Mutuelle santé : l'employeur peut-il résilier le contrat avec l'assureur sans en avertir les salariés ?

Je suis mécanicien, salarié dans un garage de réparation automobile employant une dizaine de salariés. Mon patron a souscrit à mon profit une mutuelle santé non cadre auprès de la société d'assurance X qui travaille avec la société Y pour tout ce qui concerne la santé. Or, je viens de m'apercevoir, en constatant des retards dans le remboursement et en contactant directement la société Y que le contrat avait été résilié, sans que j'en sois informé, depuis le 21 juillet 2010. Je me suis donc tourné vers mon patron et vers l'assureur mais aucun des deux ne veut me donner d'informations sur les raisons de cette résiliation (on m'invoque vaguement une erreur de papiers). Pour l'instant, la situation est inchangée depuis trois semaines et je suis très inquiet car je n'ai plus aucune couverture complémentaire santé et par ailleurs, j'ai engagé des frais lors de changement de lunettes, frais qui ne me sont pas remboursés bien entendu. J'ai constaté par ailleurs que sur mes bulletins de salaire, mon patron continue de faire apparaître dans la colonne charges patronales la cotisation pour ma mutuelle ! Je souhaiterais donc connaître mes droits et mes possibilités de recours.

Réponse de l'expert

La protection sociale complémentaire d’entreprise prévoyant notamment la prise en charge des frais médicaux peut être instituée par une décision unilatérale de l’employeur constatée dans un écrit remis par celui-ci à chaque intéressé (article L.911-1 du code de la sécurité sociale).
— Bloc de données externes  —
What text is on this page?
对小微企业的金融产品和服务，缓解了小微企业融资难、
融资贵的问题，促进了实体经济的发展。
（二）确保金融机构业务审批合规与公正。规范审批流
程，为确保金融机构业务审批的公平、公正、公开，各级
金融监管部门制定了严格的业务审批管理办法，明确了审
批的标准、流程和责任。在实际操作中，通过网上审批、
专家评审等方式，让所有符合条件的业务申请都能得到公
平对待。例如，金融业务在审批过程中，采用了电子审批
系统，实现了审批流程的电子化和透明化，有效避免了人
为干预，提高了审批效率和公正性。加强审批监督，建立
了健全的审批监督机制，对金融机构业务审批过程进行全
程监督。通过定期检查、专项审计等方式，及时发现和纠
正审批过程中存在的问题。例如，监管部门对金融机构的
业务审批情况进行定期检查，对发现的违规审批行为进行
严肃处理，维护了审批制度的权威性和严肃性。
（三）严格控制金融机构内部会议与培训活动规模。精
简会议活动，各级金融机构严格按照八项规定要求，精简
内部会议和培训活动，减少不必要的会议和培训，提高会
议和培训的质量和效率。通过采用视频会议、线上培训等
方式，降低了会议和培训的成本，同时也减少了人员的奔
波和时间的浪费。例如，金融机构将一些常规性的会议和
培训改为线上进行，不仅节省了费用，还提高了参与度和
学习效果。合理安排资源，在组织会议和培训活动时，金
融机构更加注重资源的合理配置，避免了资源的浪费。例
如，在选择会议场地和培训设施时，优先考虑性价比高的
En pratique, l'institution de prévoyance choisie établit une notice qui définit les garanties souscrites par contrat ou par adhésion à un règlement et leurs modalités d'entrée en vigueur, ainsi que les formalités à accomplir en cas de réalisation du risque. Elle précise également le contenu des clauses édictant des nullités, des déchéances ou des exclusions ou limitations de garantie ainsi que des délais de prescription.

L'adhérent (l’employeur) est tenu de remettre cette notice à chaque participant.

Lorsque des modifications sont apportées aux droits et obligations des participants, l'adhérent est également tenu d'informer chaque participant en lui remettant une notice établie à cet effet par l'institution.

La preuve de la remise de la notice au participant et de l'information relatives aux modifications contractuelles incombent à l'adhérent (articles L.932-6 et L.932-18 du code de la sécurité sociale). 

Ceci dit, les tribunaux font peser un devoir d’information et de conseil sur les employeurs et les organismes assureurs vis-à-vis des salariés assurés dont le non-respect engage leur responsabilité (par exemple : Cour de cassation, chambre sociale, 17 mars 2010).

Ainsi lorsque la responsabilité de l’employeur est mise en cause, celui-ci est condamné à l’octroi de dommages-intérêts (Cour de cassation, chambre sociale, 18 octobre 2006). Généralement, le juge fixe leur montant par référence aux prestations que l’assuré aurait dû percevoir en application du contrat initialement souscrit par l’employeur.

Par ailleurs, si l’employeur a continué de prélever à tort les cotisations au régime complémentaire santé sur le salaire de l’intéressé alors que le contrat a été résilié, ce dernier peut en exiger le remboursement conformément aux articles 1235 et 1376 du code civil.

Si l’envoi d’une lettre de mise en demeure par courrier recommandé avec accusé de réception à l’employeur reste sans effet, une action prud’homale peut être envisagée pour obtenir d’une part, une indemnisation et d’autre part, le remboursement des cotisations prélevées à tort. Cette action se prescrit par 5 ans.